A los 34 años, sin embargo, Otto decidió probar suerte en otras tierras y emprendió su viaje a la Argentina. Tras una breve estadía en Buenos Aires, se instaló en Santa Fe en 1907, al encontrar allí el agua y la cebada perfectas para la elaboración de su cerveza.

Luego de varios años trabajando como maestro cervecero en la Cervecería Santa Fe, Otto fundó Cervecería Schneider con la misma receta, modelo de producción y búsqueda de calidad que aún caracterizan hoy a la empresa.
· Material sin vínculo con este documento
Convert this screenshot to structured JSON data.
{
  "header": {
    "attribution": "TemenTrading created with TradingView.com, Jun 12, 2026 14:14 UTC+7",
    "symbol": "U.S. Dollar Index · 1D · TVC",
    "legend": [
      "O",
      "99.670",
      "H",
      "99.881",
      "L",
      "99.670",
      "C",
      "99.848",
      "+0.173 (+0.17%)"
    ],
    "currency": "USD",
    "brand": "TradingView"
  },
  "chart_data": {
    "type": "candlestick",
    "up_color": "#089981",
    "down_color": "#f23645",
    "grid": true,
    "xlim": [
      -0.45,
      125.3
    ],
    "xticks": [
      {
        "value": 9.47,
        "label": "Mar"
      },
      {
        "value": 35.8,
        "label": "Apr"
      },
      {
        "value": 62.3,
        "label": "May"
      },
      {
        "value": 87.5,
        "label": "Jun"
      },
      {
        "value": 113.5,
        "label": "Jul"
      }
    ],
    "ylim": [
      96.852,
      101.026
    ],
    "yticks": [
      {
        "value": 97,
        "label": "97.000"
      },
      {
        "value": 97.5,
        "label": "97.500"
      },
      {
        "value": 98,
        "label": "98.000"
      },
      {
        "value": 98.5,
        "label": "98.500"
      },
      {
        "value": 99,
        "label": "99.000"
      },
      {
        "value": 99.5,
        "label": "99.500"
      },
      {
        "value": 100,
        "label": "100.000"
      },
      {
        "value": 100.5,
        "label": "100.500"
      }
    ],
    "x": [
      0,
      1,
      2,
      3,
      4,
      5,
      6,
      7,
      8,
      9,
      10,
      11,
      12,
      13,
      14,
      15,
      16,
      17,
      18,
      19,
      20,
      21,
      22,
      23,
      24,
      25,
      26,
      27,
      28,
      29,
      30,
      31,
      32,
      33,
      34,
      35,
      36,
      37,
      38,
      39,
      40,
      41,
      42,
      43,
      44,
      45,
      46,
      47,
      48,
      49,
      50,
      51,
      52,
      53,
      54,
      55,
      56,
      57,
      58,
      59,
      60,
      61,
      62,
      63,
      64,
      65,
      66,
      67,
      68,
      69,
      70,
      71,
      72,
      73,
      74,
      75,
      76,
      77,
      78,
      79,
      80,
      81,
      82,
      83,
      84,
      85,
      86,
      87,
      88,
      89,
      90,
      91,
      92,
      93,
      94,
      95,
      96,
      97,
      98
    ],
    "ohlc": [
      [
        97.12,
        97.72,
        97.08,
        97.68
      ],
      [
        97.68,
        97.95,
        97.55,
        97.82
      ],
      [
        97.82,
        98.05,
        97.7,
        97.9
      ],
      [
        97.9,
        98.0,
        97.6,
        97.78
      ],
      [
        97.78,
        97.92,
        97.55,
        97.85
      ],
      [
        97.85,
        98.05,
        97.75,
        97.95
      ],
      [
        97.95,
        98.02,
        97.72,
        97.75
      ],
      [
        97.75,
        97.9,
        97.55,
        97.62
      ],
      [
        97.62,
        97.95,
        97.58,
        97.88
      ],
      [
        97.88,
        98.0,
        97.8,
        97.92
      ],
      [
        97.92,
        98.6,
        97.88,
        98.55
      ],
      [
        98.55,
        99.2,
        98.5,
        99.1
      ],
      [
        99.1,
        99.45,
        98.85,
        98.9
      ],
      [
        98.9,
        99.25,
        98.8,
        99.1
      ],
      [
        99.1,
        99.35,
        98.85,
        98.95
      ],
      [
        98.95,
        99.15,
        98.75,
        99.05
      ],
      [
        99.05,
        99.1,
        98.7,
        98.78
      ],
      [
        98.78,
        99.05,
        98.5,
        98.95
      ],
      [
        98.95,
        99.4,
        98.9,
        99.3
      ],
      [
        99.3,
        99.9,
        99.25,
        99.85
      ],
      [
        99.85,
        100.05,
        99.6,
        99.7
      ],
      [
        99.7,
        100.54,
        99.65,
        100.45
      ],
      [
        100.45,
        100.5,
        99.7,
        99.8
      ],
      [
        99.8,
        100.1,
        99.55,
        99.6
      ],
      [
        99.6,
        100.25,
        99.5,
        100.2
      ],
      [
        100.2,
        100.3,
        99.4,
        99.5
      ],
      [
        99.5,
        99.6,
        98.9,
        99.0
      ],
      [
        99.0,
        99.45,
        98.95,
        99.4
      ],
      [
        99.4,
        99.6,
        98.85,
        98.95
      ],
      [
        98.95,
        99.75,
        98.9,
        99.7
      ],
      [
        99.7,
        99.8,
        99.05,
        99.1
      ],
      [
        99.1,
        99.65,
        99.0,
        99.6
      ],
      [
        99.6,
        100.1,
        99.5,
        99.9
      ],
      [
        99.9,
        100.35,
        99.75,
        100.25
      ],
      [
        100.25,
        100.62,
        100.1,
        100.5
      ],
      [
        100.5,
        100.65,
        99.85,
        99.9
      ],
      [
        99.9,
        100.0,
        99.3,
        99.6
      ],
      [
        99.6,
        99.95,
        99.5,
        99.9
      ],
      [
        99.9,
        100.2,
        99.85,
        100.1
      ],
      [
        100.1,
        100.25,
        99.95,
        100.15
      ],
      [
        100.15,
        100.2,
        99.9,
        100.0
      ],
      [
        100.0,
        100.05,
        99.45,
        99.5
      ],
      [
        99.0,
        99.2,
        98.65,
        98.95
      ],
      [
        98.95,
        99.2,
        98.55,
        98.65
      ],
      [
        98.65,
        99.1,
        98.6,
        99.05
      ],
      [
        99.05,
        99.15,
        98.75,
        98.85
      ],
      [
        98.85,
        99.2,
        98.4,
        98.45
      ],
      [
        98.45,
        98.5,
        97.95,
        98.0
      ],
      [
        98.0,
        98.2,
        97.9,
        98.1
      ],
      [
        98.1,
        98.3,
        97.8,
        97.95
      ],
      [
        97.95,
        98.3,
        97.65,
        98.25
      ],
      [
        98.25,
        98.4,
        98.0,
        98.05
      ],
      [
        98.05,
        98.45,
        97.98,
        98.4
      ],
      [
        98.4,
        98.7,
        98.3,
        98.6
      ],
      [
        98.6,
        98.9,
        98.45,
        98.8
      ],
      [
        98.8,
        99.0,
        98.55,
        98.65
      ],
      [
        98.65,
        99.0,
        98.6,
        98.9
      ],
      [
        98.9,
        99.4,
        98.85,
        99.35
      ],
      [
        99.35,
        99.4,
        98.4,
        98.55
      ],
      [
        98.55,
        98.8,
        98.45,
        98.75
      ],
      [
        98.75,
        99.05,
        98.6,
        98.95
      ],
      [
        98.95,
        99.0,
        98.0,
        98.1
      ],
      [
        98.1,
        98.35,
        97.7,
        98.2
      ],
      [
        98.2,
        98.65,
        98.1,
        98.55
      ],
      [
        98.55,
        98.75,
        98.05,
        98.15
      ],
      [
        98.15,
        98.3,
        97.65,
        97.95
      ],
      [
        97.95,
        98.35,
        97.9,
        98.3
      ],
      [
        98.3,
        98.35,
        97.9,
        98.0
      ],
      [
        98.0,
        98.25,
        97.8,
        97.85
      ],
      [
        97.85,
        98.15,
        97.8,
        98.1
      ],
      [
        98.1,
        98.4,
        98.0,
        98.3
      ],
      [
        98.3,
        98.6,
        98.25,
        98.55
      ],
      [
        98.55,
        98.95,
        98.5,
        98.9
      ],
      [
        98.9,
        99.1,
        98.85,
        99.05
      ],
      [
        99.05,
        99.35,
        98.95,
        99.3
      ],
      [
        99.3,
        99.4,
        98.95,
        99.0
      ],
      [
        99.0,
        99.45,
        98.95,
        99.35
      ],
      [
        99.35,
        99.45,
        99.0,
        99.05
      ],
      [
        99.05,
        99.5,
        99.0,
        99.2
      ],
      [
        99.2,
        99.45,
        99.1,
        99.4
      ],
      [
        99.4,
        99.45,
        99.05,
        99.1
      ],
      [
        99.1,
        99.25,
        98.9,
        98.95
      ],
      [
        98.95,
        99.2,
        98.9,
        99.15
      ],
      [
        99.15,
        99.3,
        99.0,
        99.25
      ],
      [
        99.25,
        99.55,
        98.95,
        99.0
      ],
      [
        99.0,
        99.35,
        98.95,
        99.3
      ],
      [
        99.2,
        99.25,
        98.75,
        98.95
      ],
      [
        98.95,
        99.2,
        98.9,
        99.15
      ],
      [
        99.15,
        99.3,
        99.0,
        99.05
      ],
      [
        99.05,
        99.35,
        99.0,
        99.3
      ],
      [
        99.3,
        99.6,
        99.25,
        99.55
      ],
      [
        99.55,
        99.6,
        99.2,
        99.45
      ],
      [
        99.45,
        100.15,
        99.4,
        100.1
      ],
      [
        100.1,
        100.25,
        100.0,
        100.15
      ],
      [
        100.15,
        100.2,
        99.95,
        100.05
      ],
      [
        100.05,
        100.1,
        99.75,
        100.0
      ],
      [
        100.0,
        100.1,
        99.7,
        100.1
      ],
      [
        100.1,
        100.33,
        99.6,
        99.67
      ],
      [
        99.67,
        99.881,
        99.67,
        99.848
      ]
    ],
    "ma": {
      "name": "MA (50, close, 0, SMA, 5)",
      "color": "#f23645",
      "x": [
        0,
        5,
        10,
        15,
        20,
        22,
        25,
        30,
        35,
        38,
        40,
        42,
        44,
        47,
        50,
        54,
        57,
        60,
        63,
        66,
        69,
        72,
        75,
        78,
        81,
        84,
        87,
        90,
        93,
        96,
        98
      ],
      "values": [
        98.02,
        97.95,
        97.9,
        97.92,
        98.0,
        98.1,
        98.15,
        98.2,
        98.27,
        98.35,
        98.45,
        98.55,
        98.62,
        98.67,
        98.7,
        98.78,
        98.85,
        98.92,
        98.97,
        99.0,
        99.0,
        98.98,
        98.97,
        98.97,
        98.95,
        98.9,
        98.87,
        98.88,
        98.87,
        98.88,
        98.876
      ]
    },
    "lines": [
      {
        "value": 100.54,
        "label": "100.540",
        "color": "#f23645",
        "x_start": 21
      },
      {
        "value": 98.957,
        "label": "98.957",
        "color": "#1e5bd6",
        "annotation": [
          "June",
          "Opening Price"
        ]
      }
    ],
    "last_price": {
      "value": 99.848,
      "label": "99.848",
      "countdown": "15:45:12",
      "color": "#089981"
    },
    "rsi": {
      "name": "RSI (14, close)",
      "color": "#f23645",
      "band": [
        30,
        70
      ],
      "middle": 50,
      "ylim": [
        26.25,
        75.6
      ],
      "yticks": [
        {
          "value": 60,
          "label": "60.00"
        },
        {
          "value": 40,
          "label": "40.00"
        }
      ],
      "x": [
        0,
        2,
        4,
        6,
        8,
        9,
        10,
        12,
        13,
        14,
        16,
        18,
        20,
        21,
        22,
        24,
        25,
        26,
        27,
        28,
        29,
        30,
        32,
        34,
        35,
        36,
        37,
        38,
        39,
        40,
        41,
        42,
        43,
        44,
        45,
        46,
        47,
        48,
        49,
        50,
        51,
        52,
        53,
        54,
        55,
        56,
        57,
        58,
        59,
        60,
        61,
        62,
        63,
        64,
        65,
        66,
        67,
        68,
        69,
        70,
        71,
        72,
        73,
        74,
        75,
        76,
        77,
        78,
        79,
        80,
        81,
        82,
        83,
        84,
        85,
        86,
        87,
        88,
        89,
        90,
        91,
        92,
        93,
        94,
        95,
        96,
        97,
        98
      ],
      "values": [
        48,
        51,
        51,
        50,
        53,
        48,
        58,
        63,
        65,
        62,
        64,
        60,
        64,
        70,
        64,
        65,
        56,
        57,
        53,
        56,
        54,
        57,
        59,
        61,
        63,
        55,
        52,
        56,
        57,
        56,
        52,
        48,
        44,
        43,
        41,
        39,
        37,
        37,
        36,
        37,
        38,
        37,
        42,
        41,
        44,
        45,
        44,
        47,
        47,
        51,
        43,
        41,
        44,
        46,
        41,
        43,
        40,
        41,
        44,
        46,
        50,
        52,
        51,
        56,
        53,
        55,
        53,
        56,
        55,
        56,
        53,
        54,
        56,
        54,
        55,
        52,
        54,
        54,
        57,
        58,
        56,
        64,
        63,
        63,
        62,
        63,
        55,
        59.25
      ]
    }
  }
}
Fue así que, en 1932, Otto produjo su primer barril de cerveza y en 1940, tratando de traer a estas latitudes algunas de las tradiciones de su tierra natal, abrió la chopería Recreo Schneider en el mismo terreno de la cervecería, para que las personas pudieran disfrutar de una cerveza fresca recién salida de la fábrica.

La empresa continuó con éxito tras la muerte de Otto, en 1950. Hoy se lo considera como el responsable de que Santa Fe se haya convertido en uno de los polos cerveceros del país. En la ciudad llevan su nombre un barrio y una calle y hasta hay un busto conmemorativo de su figura.